Читаем Двор. Баян и яблоко полностью

— Вот уж как, ты против меня пошла… против моего двора…

— Вот, вот! — воскликнула Липа, и щеки ее запылали от гнева. — Опять двор!.. Даже ты, передовик, партийный человек, а и тебе двор душу мутит!

— Разлетелась-то как, батюшки!.. А на что нападаешь? Уж если на то пошло, давай обсудим, как говорится, на общем основании. Я тут тоже кое-что соображаю, — вдруг раззадорился Баюков.

— А! Желаешь прин-ци-пиаль-но вопрос поставить? — важно и в то же время задорно спросила Липа. — Нуну?

— Да, именно так! — продолжал Баюков. — Ты сообрази-ка, ведь трудовая собственность у нас не запрещена. Ага?.. Согласна?.. Так. И трудовой этой собственностью, скажем, я, крестьянин Степан Баюков, владею честно…

— Владей, пожалуйста!.. Только чтоб не она тобой владела! — отрезала Олимпиада. И, будто чувствуя, что сильно задела его, сказала еще резче: — Но вообще… я ненавижу эту… мужицкую душу!

Вдруг она топнула изо всей силы, а глаза заблестели злыми слезами.

— У-у, жадность эта деревенская, мужичья! Прежде я ее никогда не видала и не знала… И до чего я ее ненавижу — как стена человека обступила!.. Вот и тебя тоже…

— Ладно, — утомленно выдохнул Степан, — будет Олимпиада, хватит с меня… довольно уж, наслушался.

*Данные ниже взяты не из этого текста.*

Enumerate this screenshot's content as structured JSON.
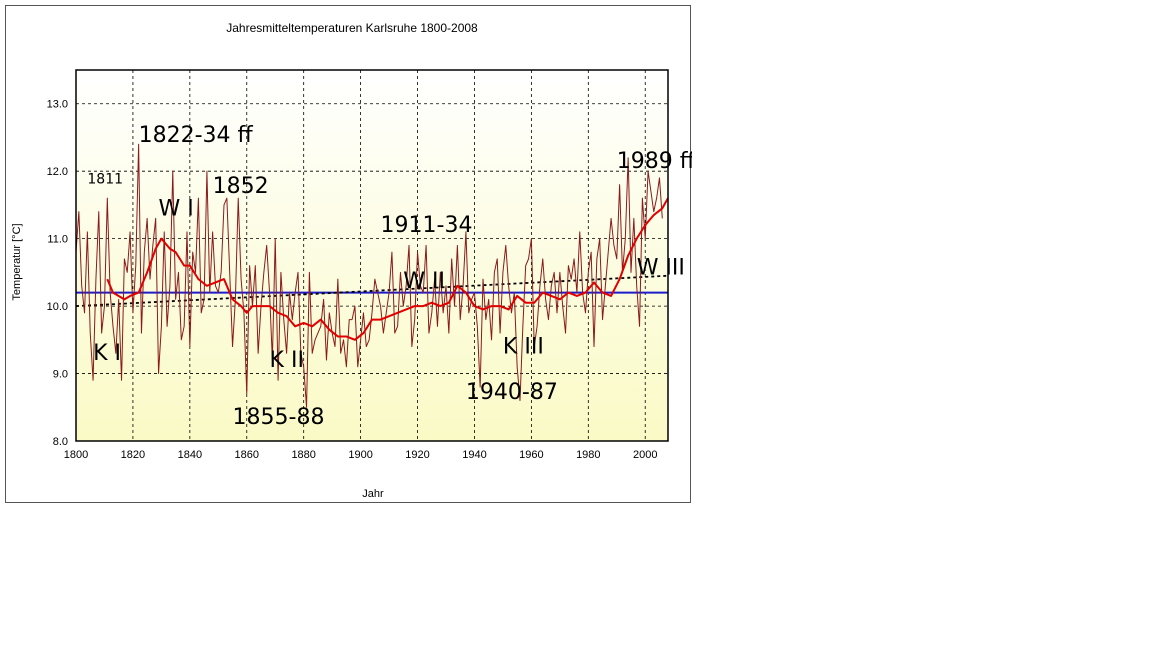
{
  "chart_data": {
    "type": "line",
    "title": "Jahresmitteltemperaturen Karlsruhe 1800-2008",
    "xlabel": "Jahr",
    "ylabel": "Temperatur [°C]",
    "xlim": [
      1800,
      2008
    ],
    "ylim": [
      8.0,
      13.5
    ],
    "xticks": [
      1800,
      1820,
      1840,
      1860,
      1880,
      1900,
      1920,
      1940,
      1960,
      1980,
      2000
    ],
    "yticks": [
      8.0,
      9.0,
      10.0,
      11.0,
      12.0,
      13.0
    ],
    "xtick_labels": [
      "1800",
      "1820",
      "1840",
      "1860",
      "1880",
      "1900",
      "1920",
      "1940",
      "1960",
      "1980",
      "2000"
    ],
    "ytick_labels": [
      "8.0",
      "9.0",
      "10.0",
      "11.0",
      "12.0",
      "13.0"
    ],
    "grid": true,
    "colors": {
      "annual": "#8b1a1a",
      "moving_average": "#e00000",
      "mean_line": "#1c1ccc",
      "trend": "#000000",
      "plot_bg_top": "#ffffff",
      "plot_bg_bottom": "#fafac6"
    },
    "mean_line_value": 10.2,
    "trend_line": {
      "x": [
        1800,
        2008
      ],
      "y": [
        10.0,
        10.45
      ]
    },
    "annual_years_start": 1800,
    "annual_values": [
      10.8,
      11.4,
      10.3,
      9.9,
      11.1,
      9.6,
      8.9,
      10.4,
      11.4,
      9.6,
      10.0,
      11.6,
      10.2,
      9.7,
      9.3,
      10.1,
      8.9,
      10.7,
      10.5,
      11.1,
      9.9,
      10.6,
      12.4,
      9.6,
      10.8,
      11.3,
      10.4,
      10.9,
      11.3,
      9.0,
      9.7,
      11.1,
      9.7,
      10.3,
      12.0,
      10.1,
      10.5,
      9.5,
      9.7,
      11.1,
      9.4,
      10.8,
      10.5,
      11.6,
      9.9,
      10.1,
      12.0,
      10.2,
      11.1,
      10.3,
      10.2,
      10.5,
      11.5,
      11.6,
      10.5,
      9.4,
      10.1,
      11.6,
      10.4,
      9.9,
      8.7,
      10.6,
      10.0,
      10.6,
      9.3,
      10.0,
      10.5,
      10.9,
      10.2,
      9.2,
      11.0,
      8.9,
      10.5,
      9.8,
      9.3,
      10.2,
      9.8,
      10.2,
      10.5,
      9.3,
      9.1,
      8.5,
      10.5,
      9.3,
      9.5,
      9.6,
      9.7,
      10.1,
      9.2,
      9.9,
      9.6,
      9.4,
      10.4,
      9.3,
      9.5,
      9.1,
      9.8,
      9.8,
      10.0,
      9.1,
      9.5,
      9.9,
      9.4,
      9.5,
      9.9,
      10.4,
      10.2,
      10.0,
      9.6,
      9.9,
      10.2,
      10.8,
      9.6,
      9.7,
      10.5,
      10.0,
      10.3,
      10.9,
      9.4,
      9.8,
      10.8,
      10.3,
      10.2,
      10.9,
      9.6,
      9.9,
      10.4,
      9.7,
      10.5,
      9.9,
      10.3,
      9.6,
      10.7,
      10.0,
      10.9,
      9.8,
      10.3,
      11.1,
      9.9,
      10.1,
      10.2,
      9.7,
      8.8,
      10.4,
      9.8,
      10.1,
      9.5,
      10.5,
      10.7,
      9.6,
      10.5,
      10.9,
      10.3,
      9.9,
      10.2,
      9.1,
      8.6,
      9.7,
      10.6,
      10.7,
      11.0,
      9.4,
      9.7,
      10.3,
      10.7,
      10.1,
      9.8,
      10.3,
      10.5,
      9.9,
      10.5,
      10.0,
      9.6,
      10.6,
      10.4,
      10.7,
      10.2,
      11.1,
      10.2,
      9.9,
      10.5,
      10.8,
      9.4,
      10.7,
      11.0,
      9.8,
      10.3,
      10.8,
      11.3,
      10.9,
      10.7,
      11.8,
      10.5,
      11.0,
      12.2,
      10.5,
      11.3,
      10.3,
      9.7,
      11.6,
      11.0,
      12.0,
      11.7,
      11.4,
      11.6,
      11.9,
      11.3
    ],
    "moving_average": {
      "years": [
        1811,
        1813,
        1815,
        1817,
        1819,
        1822,
        1825,
        1828,
        1830,
        1833,
        1835,
        1838,
        1840,
        1843,
        1846,
        1849,
        1852,
        1855,
        1858,
        1860,
        1862,
        1865,
        1868,
        1871,
        1874,
        1877,
        1880,
        1883,
        1886,
        1889,
        1892,
        1895,
        1898,
        1901,
        1904,
        1907,
        1910,
        1913,
        1916,
        1919,
        1922,
        1925,
        1928,
        1931,
        1934,
        1937,
        1940,
        1943,
        1946,
        1949,
        1952,
        1955,
        1958,
        1961,
        1964,
        1967,
        1970,
        1973,
        1976,
        1979,
        1982,
        1985,
        1988,
        1991,
        1994,
        1997,
        2000,
        2003,
        2006,
        2008
      ],
      "values": [
        10.4,
        10.2,
        10.15,
        10.1,
        10.15,
        10.2,
        10.5,
        10.85,
        11.0,
        10.85,
        10.8,
        10.6,
        10.6,
        10.4,
        10.3,
        10.35,
        10.4,
        10.1,
        10.0,
        9.9,
        10.0,
        10.0,
        10.0,
        9.9,
        9.85,
        9.7,
        9.75,
        9.7,
        9.8,
        9.65,
        9.55,
        9.55,
        9.5,
        9.6,
        9.8,
        9.8,
        9.85,
        9.9,
        9.95,
        10.0,
        10.0,
        10.05,
        10.0,
        10.05,
        10.3,
        10.2,
        10.0,
        9.95,
        10.0,
        10.0,
        9.95,
        10.15,
        10.05,
        10.05,
        10.2,
        10.15,
        10.1,
        10.2,
        10.15,
        10.2,
        10.35,
        10.2,
        10.15,
        10.4,
        10.75,
        11.0,
        11.2,
        11.35,
        11.45,
        11.6
      ]
    },
    "annotations": [
      {
        "text": "1822-34 ff",
        "x": 1822,
        "y": 12.43,
        "size": "big"
      },
      {
        "text": "1811",
        "x": 1804,
        "y": 11.82,
        "size": "small"
      },
      {
        "text": "W I",
        "x": 1829,
        "y": 11.34,
        "size": "big"
      },
      {
        "text": "1852",
        "x": 1848,
        "y": 11.68,
        "size": "big"
      },
      {
        "text": "K I",
        "x": 1806,
        "y": 9.2,
        "size": "big"
      },
      {
        "text": "K II",
        "x": 1868,
        "y": 9.1,
        "size": "big"
      },
      {
        "text": "1855-88",
        "x": 1855,
        "y": 8.25,
        "size": "big"
      },
      {
        "text": "1911-34",
        "x": 1907,
        "y": 11.1,
        "size": "big"
      },
      {
        "text": "W II",
        "x": 1915,
        "y": 10.27,
        "size": "big"
      },
      {
        "text": "K III",
        "x": 1950,
        "y": 9.3,
        "size": "big"
      },
      {
        "text": "1940-87",
        "x": 1937,
        "y": 8.62,
        "size": "big"
      },
      {
        "text": "1989 ff",
        "x": 1990,
        "y": 12.05,
        "size": "big"
      },
      {
        "text": "W  III",
        "x": 1997,
        "y": 10.47,
        "size": "big"
      }
    ]
  }
}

Глаза его потухли, губы сжались. Домовница даже пошатнулась — так ударило ее крепко жалостью к Степану. Но отступать уж было никак невозможно. «Поддамся сейчас — потом ничего не выйдет!»

И тут вмиг надумала она конец этому тяжелому разговору. Выдержав взгляд Степана, она дернула его за рукав.

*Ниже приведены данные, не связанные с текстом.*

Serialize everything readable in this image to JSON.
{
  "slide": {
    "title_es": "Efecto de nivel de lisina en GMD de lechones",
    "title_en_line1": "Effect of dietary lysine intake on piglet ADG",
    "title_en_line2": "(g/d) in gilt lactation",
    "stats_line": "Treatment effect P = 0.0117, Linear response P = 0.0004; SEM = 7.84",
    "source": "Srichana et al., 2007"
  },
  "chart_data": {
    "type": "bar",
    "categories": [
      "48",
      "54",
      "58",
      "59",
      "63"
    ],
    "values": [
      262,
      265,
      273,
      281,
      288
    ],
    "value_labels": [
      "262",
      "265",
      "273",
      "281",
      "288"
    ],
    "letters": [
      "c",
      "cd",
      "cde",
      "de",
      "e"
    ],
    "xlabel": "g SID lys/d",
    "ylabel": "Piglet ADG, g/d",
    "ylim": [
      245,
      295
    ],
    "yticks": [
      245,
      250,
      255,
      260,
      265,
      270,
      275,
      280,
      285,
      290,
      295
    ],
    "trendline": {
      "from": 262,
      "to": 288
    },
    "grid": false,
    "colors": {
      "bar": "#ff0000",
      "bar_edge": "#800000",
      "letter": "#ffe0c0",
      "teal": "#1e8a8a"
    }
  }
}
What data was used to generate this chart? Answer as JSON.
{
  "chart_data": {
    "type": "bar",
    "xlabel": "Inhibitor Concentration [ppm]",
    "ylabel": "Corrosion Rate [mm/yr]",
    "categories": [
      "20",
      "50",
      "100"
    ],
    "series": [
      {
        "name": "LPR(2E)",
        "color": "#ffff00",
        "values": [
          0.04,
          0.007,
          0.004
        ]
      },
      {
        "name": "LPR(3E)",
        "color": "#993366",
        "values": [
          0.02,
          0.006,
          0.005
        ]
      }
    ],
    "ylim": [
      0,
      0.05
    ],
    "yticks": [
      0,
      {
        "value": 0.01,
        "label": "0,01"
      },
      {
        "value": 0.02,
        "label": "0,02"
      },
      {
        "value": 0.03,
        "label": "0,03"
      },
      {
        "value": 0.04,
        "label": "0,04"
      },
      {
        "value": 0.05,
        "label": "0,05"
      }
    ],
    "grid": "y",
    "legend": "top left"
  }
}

— Баюков… Степа… слушай. Помнишь, ты мне рассказывал, как всегда хвалил тебя командир, тот самый, которого сам Ленин знал?

— Ну… помню.

— Помнишь, ты рассказывал, что тебя и за то бойцы уважали, что тебя боевой командир хвалил? Помнишь?

— Ну? И что же, что же? — спросил Баюков и посмотрел на нее сбоку, не зная, куда опять гнет эта удивительная деваха. А она допрашивала, сияя большими глазами.

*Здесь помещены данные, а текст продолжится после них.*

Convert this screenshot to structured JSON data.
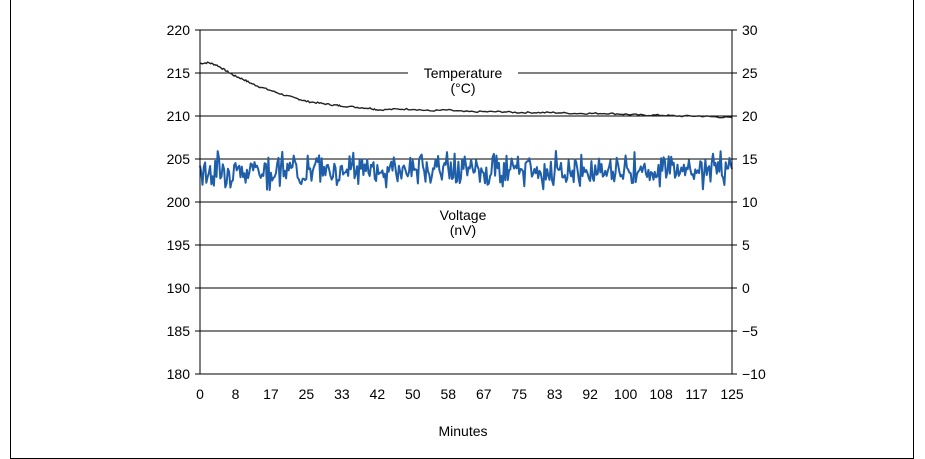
{
  "chart_data": {
    "type": "line",
    "xlabel": "Minutes",
    "x_ticks": [
      "0",
      "8",
      "17",
      "25",
      "33",
      "42",
      "50",
      "58",
      "67",
      "75",
      "83",
      "92",
      "100",
      "108",
      "117",
      "125"
    ],
    "x_range": [
      0,
      125
    ],
    "y_left": {
      "range": [
        180,
        220
      ],
      "ticks": [
        "180",
        "185",
        "190",
        "195",
        "200",
        "205",
        "210",
        "215",
        "220"
      ]
    },
    "y_right": {
      "range": [
        -10,
        30
      ],
      "ticks": [
        "−10",
        "−5",
        "0",
        "5",
        "10",
        "15",
        "20",
        "25",
        "30"
      ]
    },
    "grid": "horizontal",
    "series": [
      {
        "name": "Temperature (°C)",
        "label_lines": [
          "Temperature",
          "(°C)"
        ],
        "axis": "left",
        "color": "#222222",
        "x": [
          0,
          2,
          4,
          6,
          8,
          10,
          12,
          14,
          17,
          20,
          23,
          25,
          28,
          31,
          33,
          37,
          40,
          42,
          46,
          50,
          54,
          58,
          62,
          67,
          71,
          75,
          79,
          83,
          88,
          92,
          96,
          100,
          104,
          108,
          112,
          117,
          121,
          125
        ],
        "y": [
          216.1,
          216.2,
          215.9,
          215.3,
          214.7,
          214.3,
          213.8,
          213.4,
          212.9,
          212.4,
          212.0,
          211.7,
          211.5,
          211.3,
          211.2,
          211.0,
          210.9,
          210.7,
          210.8,
          210.8,
          210.6,
          210.7,
          210.5,
          210.5,
          210.5,
          210.4,
          210.4,
          210.4,
          210.3,
          210.3,
          210.3,
          210.2,
          210.1,
          210.1,
          210.0,
          210.0,
          209.9,
          209.8
        ]
      },
      {
        "name": "Voltage (nV)",
        "label_lines": [
          "Voltage",
          "(nV)"
        ],
        "axis": "right",
        "color": "#1f5ea8",
        "description": "noisy signal around 13.5 nV",
        "mean": 13.5,
        "range": [
          11,
          16.5
        ]
      }
    ]
  }
}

— Ну а скажи, скажи… ты Ленина-то уважаешь? Любишь Ленина-то?

— Смешная… Чего же спрашивать об этом?.. Лучше людей еще не бывало на свете, как Ленин.

— Ну вот, вот… — заторопилась домовница, а глаза все сияли и уговаривали. — А если бы Ленин жив был? Пришел бы вот к тебе товарищ Ленин, да и посмотрел… Похвалил бы он тебя сейчас или нет? Как ты думаешь?

Она заглядывала ему в глаза, требовательно посмеиваясь.

— Похвалил бы тебя Ленин, сказал: «Пр-ра-виль-но, товарищ Баюков, набивай карман крепче…» Или совсем иначе бы сказал? Ну, как ты соображаешь об этом?

Степан шумно вздохнул, отводя глаза.

— Ох!.. Ну и хитра!

Сунул руки в карманы и, выходя из комнаты, застучал сапогами по лестнице, будто вовсе не желая видеть, какое сейчас у домовнииы лицо.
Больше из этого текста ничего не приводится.